Episode 66

Whether it is finding and retaining IT resources, paying for cloud services, or purchasing and maintaining on premises infrastructure, let’s not kid ourselves, technology is expensive. Software critical to the good functioning of organizations are largely SaaS products licensed per user/month; $3 here and $12 there, an administrator has nothing to worry about until every employee in your organization has 10+ licenses of various SaaS products. With technology costs eating up more of the budget, eventually the leadership team will decide that it is time to find ways to cut costs. I want to use this blog to discuss the nuances around ensuring your organization gets the most value from its IT spending, and avoiding the cost cut spiral.

The worldview is dramatically different when organizational spending is classified as a cost versus an investment. Classic school of thought would be to minimize costs through negotiating better terms with suppliers, substitution, or the pursuit of more efficient uses of input resources. Input resources are acquired, then value is added to them through your organization’s core competencies, however the mindset with costs is that exchange is zero-sum. The cheaper we can source inputs, the greater the return for us.


But ask yourself, is IT spending at your organization a cost or an investment? When we invest, we are performing the same action, but our expectations can be dramatically different. There is a generative mindset, where investment represents enablement, fostering growth beyond a simple value exchange. Applying a cost cutting mindset to an investment would likely lead to a result where there is a lack of resources preventing the initiative from generating a return. There is a complicated system at play here; if an investment lacks the required resources, proceeds to fail or struggle and there is now an even greater incentive to cut the losers and redirect resources. But if technology forms a critical backbone to your organization’s function, one must be very careful of the second order impacts when “investment” is cut. Has anyone experienced IT staff cuts or limited training? What follows is usually a major transformation push, only then to see the initiative get abandoned.
Managing technology assets is not easy, but hopefully I can provide some warning signs to be aware of and a better guiding worldview.

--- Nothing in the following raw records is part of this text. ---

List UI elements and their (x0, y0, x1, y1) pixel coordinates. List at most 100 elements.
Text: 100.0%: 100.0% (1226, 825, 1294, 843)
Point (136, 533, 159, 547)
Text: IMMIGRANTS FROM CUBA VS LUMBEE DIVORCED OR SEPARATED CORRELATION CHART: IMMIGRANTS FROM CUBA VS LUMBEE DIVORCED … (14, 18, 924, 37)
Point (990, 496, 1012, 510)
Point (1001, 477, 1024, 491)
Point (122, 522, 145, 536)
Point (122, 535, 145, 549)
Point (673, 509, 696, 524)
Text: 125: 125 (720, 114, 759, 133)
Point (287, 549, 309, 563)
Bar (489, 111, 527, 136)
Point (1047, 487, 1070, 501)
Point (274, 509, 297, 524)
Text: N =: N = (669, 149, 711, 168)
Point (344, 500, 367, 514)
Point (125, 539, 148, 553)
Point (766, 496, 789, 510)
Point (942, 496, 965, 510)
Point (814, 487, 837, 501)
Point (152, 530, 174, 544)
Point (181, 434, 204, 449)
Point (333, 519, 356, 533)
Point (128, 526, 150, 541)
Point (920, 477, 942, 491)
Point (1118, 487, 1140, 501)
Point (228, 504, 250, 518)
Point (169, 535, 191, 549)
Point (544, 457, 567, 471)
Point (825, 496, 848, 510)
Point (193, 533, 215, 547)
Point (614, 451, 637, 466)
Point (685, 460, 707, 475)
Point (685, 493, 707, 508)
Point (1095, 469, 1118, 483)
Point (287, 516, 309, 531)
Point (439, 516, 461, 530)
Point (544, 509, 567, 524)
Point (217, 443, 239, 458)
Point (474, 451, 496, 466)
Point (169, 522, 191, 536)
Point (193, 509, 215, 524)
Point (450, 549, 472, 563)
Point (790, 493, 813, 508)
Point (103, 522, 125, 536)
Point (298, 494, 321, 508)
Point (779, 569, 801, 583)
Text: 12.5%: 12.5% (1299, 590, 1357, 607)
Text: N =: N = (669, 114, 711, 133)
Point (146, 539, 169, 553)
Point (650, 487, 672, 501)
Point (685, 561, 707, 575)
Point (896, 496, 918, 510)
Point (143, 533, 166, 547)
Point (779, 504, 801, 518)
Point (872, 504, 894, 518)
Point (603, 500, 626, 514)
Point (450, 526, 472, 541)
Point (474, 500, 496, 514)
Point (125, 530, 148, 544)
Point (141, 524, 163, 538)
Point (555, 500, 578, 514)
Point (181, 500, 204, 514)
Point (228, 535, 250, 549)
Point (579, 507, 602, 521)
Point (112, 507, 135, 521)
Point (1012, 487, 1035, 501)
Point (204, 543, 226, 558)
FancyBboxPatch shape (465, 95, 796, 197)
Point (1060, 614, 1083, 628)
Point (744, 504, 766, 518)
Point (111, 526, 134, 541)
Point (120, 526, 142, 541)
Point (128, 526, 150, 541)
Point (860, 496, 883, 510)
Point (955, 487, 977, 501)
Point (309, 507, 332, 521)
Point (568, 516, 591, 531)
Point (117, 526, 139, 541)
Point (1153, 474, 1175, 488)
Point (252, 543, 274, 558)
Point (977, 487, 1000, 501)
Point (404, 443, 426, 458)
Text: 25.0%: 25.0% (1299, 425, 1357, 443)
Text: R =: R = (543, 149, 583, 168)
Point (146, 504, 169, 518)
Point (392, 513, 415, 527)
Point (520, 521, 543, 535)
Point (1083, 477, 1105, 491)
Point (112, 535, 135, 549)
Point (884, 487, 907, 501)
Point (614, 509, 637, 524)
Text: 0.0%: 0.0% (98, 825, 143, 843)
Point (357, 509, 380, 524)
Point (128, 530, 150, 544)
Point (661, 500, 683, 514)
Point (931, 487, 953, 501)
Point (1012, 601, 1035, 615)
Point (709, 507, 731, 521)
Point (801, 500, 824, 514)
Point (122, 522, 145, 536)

Individuals, or a collection of individuals within an organization, cannot be experts in everything. Adoption of any new platform takes time and resources, scaling exponentially with complexity and business importance. Organizations are a mix of people, processes, and technology.
Now applying the cost cutting mentality to any of these pillars, (insufficient staff training, little change management or process redesign)
it should be obvious that the investment in technology is not going to return value.


Focus on return on investment over total cost. Treat IT spending like one would with an investment in a company, a critical piece of equipment, or real estate. Investments are viewed as generative. The last six months I have been neck deep in Power BI,
a business intelligence platform.
It is free to use, but Pro Licenses are required by users to view reports shared on the Power BI service. At $12 per user/month for every user in the organization can be a tough sell initially. I look at that $12 not as a cost but as a way to generate time savings. If an application like Power BI cannot save all employees 15-30 min of time per month or create a better decision that returns equivalent value, then it is not being used to its full potential. Repeat the same thought experiment with every other system in your organization.

It is counter intuitive, but the better your organization can use its technology assets the less it will spend on them in the long term. Fewer big bang replacements, fewer critical failures, less downtime, and fewer engagements with outside consultants. Growth and improvement come from an investment mindset, not cost cutting.